Yes, inserting in batches will typically be faster than separate inserts given your description. Each insert will require a connection to be set up and packets to be transferred. If you have a single small insert that takes one packet and you issue three of those, but you alternatively have three inserts that are small enough that they can all fit in one packet then it will help.
Quantifying it is difficult just based on your description - you'll need to do testing for that. For example, if you are keeping a dedicated connection open at all times anyway, as hova suggests, then you might see less of an impact.
Another area you might want to take a look at is whether you are setting up and tearing down a connection for each insert. That alone might make a performance improvement, negating the need for batching.
You'll also want to have as few indexes on the table as possible.
It sounds like a good idea. Why not give it a shot and see how it performs?
On the SQL side you'd want to have a look at making sure you are using parameterized queries.
Also batching your INSERT statements will certainly increase the performance.
Connection management is also key, of course that depends on how the application is built and whether it depends on a connection being there.
Are you not afraid to loose data while are you collecting data to batch copy?
I'm writing application doing the same.
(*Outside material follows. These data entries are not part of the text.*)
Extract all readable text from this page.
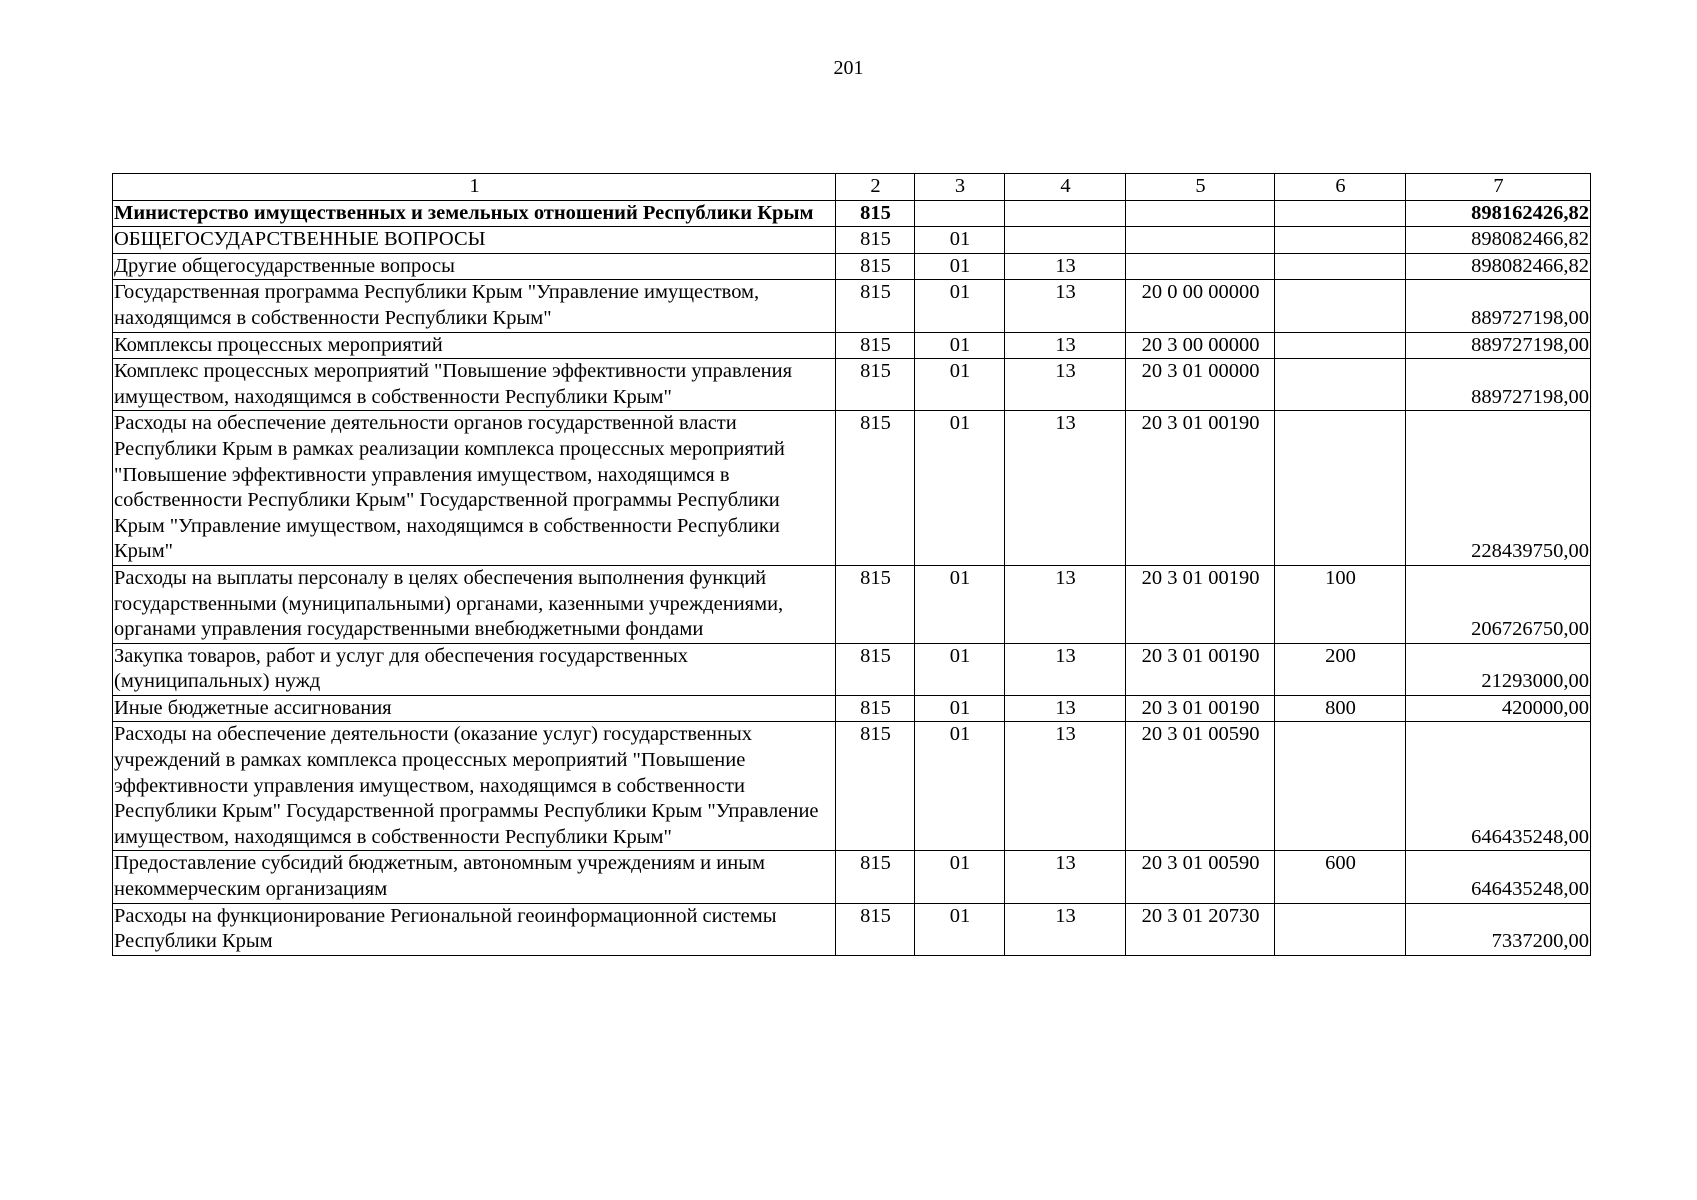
201
1	2	3	4	5	6	7
Министерство имущественных и земельных отношений Республики Крым	815					898162426,82
ОБЩЕГОСУДАРСТВЕННЫЕ ВОПРОСЫ	815	01				898082466,82
Другие общегосударственные вопросы	815	01	13			898082466,82
Государственная программа Республики Крым "Управление имуществом, находящимся в собственности Республики Крым"	815	01	13	20 0 00 00000		889727198,00
Комплексы процессных мероприятий	815	01	13	20 3 00 00000		889727198,00
Комплекс процессных мероприятий "Повышение эффективности управления имуществом, находящимся в собственности Республики Крым"	815	01	13	20 3 01 00000		889727198,00
Расходы на обеспечение деятельности органов государственной власти Республики Крым в рамках реализации комплекса процессных мероприятий "Повышение эффективности управления имуществом, находящимся в собственности Республики Крым" Государственной программы Республики Крым "Управление имуществом, находящимся в собственности Республики Крым"	815	01	13	20 3 01 00190		228439750,00
Расходы на выплаты персоналу в целях обеспечения выполнения функций государственными (муниципальными) органами, казенными учреждениями, органами управления государственными внебюджетными фондами	815	01	13	20 3 01 00190	100	206726750,00
Закупка товаров, работ и услуг для обеспечения государственных (муниципальных) нужд	815	01	13	20 3 01 00190	200	21293000,00
Иные бюджетные ассигнования	815	01	13	20 3 01 00190	800	420000,00
Расходы на обеспечение деятельности (оказание услуг) государственных учреждений в рамках комплекса процессных мероприятий "Повышение эффективности управления имуществом, находящимся в собственности Республики Крым" Государственной программы Республики Крым "Управление имуществом, находящимся в собственности Республики Крым"	815	01	13	20 3 01 00590		646435248,00
Предоставление субсидий бюджетным, автономным учреждениям и иным некоммерческим организациям	815	01	13	20 3 01 00590	600	646435248,00
Расходы на функционирование Региональной геоинформационной системы Республики Крым	815	01	13	20 3 01 20730		7337200,00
At start I will have to write data from 3,5k GPS devices. One device should send data each minute but it can send faster. Destination number of devices is 10,5k.
I'm wondering about inserting performance too. For now I'm saving received data to db on every packet using pure ADO.NET ICommand and stored procedure. On my test serwer (Xeon 3,4GHz and one 1TB hard disk - normal desktop ;) it takes for now 1ms or less.
#GRIMUS - should I wondering if there will be more devices?